I need to count the number of occurrences elements in an RDD. This would be easy if I just had, say, letter counts in the RDD like this:
rdd = sc.parallelize([("a", 1), ("b", 1), ("a", 3)])
rdd.reduceByKey(lambda a,b: a+b).collect() #prints [('a', 4), ('b', 1)]
But each element of the data is from a tweet, meaning there will often be instances of several letters in each, like this:
rdd2 = sc.parallelize([[("a", 2), ("b", 1), ("c", 3)], [("a", 5), ("b", 2)]])
What is an efficient way of combining this into a distributed dataset of key/val tuples with key = letters and val = total number of occurrences?
Solutions I've considered:
- First convert each element to just a list of letters, then reduce with lambda a,b: a+b, then make a Counter. This works but a looot of data is sent to the driver node and the Counter is constructed locally there.
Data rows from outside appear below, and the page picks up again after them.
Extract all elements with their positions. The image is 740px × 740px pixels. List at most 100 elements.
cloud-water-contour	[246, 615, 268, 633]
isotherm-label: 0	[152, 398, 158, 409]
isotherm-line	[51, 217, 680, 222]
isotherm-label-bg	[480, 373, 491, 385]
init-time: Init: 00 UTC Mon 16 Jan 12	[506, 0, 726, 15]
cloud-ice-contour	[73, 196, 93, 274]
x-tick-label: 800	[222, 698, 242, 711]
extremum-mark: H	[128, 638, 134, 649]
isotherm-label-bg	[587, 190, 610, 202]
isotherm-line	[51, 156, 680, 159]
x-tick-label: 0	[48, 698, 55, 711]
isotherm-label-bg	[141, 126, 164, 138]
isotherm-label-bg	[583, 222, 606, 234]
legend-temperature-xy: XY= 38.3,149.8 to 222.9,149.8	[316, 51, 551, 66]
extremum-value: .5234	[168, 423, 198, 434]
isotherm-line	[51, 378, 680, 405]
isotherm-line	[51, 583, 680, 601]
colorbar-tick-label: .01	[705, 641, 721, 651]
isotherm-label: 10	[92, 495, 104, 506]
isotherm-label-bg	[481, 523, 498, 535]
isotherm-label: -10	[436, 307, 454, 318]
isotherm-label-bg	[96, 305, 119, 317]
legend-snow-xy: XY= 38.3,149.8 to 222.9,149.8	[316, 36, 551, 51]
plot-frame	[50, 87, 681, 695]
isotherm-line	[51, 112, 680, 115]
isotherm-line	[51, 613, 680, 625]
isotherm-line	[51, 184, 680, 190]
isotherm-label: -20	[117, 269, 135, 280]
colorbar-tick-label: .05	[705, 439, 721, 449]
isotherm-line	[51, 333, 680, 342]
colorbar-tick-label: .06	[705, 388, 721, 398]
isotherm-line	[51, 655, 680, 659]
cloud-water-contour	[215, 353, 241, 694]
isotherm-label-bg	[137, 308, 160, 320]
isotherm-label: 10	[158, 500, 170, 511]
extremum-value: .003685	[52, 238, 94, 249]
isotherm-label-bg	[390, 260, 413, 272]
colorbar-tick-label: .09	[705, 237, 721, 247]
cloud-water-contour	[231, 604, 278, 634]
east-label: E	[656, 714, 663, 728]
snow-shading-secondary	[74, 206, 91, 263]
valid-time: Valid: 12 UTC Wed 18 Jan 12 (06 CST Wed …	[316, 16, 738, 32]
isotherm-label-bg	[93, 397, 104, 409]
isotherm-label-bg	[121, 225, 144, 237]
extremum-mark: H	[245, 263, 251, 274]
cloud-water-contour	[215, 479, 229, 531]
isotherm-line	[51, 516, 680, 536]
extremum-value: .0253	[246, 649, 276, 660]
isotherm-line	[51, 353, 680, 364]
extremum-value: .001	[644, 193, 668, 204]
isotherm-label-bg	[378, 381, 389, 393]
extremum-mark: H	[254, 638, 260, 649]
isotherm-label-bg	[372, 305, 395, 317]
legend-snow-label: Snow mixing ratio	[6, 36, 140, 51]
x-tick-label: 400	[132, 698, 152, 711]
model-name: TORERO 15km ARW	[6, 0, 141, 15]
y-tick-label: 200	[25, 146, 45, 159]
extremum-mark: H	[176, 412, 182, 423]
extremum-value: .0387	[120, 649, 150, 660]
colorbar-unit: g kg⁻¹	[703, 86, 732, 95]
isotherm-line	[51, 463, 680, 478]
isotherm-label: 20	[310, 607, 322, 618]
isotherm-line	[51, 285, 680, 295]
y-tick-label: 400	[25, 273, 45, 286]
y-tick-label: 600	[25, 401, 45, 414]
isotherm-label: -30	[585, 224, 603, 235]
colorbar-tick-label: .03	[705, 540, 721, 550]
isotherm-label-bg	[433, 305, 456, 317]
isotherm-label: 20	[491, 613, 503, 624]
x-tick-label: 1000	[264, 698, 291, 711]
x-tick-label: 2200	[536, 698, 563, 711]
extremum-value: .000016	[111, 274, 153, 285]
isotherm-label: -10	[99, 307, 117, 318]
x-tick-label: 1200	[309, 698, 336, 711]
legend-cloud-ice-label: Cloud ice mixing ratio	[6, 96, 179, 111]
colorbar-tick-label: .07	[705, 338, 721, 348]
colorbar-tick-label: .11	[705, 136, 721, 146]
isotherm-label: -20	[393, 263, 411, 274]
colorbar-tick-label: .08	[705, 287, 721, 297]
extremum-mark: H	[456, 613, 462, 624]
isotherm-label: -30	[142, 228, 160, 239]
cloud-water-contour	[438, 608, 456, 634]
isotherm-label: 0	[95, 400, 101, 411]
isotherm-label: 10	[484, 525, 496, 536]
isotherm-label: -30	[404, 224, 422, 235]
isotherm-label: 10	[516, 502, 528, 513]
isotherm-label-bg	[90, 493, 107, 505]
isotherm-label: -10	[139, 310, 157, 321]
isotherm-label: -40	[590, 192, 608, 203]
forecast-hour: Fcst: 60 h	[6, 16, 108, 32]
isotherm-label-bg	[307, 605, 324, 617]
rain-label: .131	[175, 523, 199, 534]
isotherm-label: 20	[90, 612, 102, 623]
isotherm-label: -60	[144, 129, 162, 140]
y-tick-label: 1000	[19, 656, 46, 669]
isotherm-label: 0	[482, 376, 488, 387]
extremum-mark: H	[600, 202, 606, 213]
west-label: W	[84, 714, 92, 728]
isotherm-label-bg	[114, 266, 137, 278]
- Convert each element to a dict like {"a" : 2, "b" : 1}, write a method to combine dicts, and reduce using that. I'm a bit worried about this because a) dicts are usually passed by reference in Python and I'm not convinced I fully understand what behavior I'll get if I simply add the items from dict a to dict b in the combiner method. b) I can get around that be creating a new dict in the combiner method, but that means creating very large dictionaries repeatedly when reducing.
Any help would be greatly appreciated.